SILVER
7(R15)
 ここなら煙草も吸えるし服も洗濯できると路地を一本入ったラブホテルに誘うと、冷静に見せかけそんなもの疾うにかなぐり捨てていた男は意外なほどあっさり付いて来た。
 ピンク色の壁紙に、鏡張りの天井の眩しい部屋で生臭い上着を脱ぎ捨て煙草を一本吸い終えてやっと、土方の顔に冷静さが戻って来た。

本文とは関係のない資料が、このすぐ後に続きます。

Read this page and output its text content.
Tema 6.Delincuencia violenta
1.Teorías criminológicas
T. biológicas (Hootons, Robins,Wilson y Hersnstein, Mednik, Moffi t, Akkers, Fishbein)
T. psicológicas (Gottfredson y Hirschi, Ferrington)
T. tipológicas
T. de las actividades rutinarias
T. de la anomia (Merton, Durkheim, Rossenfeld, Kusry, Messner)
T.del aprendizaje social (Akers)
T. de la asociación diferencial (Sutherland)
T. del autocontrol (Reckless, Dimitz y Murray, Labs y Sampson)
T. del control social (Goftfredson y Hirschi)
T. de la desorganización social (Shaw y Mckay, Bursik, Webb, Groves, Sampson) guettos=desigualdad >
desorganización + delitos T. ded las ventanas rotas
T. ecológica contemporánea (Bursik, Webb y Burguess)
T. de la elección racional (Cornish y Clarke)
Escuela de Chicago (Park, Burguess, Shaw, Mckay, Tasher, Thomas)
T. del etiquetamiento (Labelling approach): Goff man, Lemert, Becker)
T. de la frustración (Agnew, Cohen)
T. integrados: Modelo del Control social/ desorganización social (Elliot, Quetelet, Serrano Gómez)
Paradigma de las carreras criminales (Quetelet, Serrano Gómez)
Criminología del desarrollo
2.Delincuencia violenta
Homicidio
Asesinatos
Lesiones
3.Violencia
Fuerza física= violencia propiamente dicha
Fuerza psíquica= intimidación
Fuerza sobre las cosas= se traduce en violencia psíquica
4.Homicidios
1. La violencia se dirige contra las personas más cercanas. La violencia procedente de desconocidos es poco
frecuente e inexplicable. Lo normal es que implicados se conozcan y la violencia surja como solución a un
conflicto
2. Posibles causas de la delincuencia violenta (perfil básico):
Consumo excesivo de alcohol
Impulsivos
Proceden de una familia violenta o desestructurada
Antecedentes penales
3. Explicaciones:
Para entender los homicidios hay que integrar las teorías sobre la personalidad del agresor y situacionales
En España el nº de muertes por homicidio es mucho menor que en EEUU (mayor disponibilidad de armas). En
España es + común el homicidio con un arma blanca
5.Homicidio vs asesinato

 一服の隙に隊服の上着は精液を水で流してびしょ濡れにしておいたが、彼が帰る気になればこんなもの歯止めにもならないだろう。
「なに犬にやられてやがんでィ」
 バスルームに繋がる扉に凭れ沖田がそう言うと、即座に土方の額に青筋が浮き上がる。
「──やられてねェ」
「そうでさァね、犬にゃァ、服を脱がせるなんてェ高尚なこたァ、思いつきやせんからねィ…あいつがバカでよかったですねィ」
 棘しかない言葉に、土方の眉がひくひく引き攣る。
「──なんでお前が怒ってんだ…だいたいあんなん、図体がでけェだけの犬だろうが」
「怒ってやせん」
 頑に言い張ると、土方の怒りが反動のように小さくなっていく。
 土方は短くなった煙草を備え付けの灰皿で揉み消し、改めて室内をゆっくり見渡す。けばけばしい装飾に顔を顰め、煙草をもう一本取り出した。
「──暑ィな」
「あんたが火ィ使ってっからじゃねェですかィ」
 ぼそりと零れた言葉に素っ気無い返事を返すも、確かに暑い。
 クーラーのスイッチを入れると、微かなモーター音と共に乾いた空気が吐き出され、なんだか急に喉が渇いてきた。
 備えつけの簡易湯沸かし器に水を入れ、茶葉を突っ込む。
 土方は居心地悪そうに愛刀の柄を握り、すぱすぱとやたら煙草を吹かしている。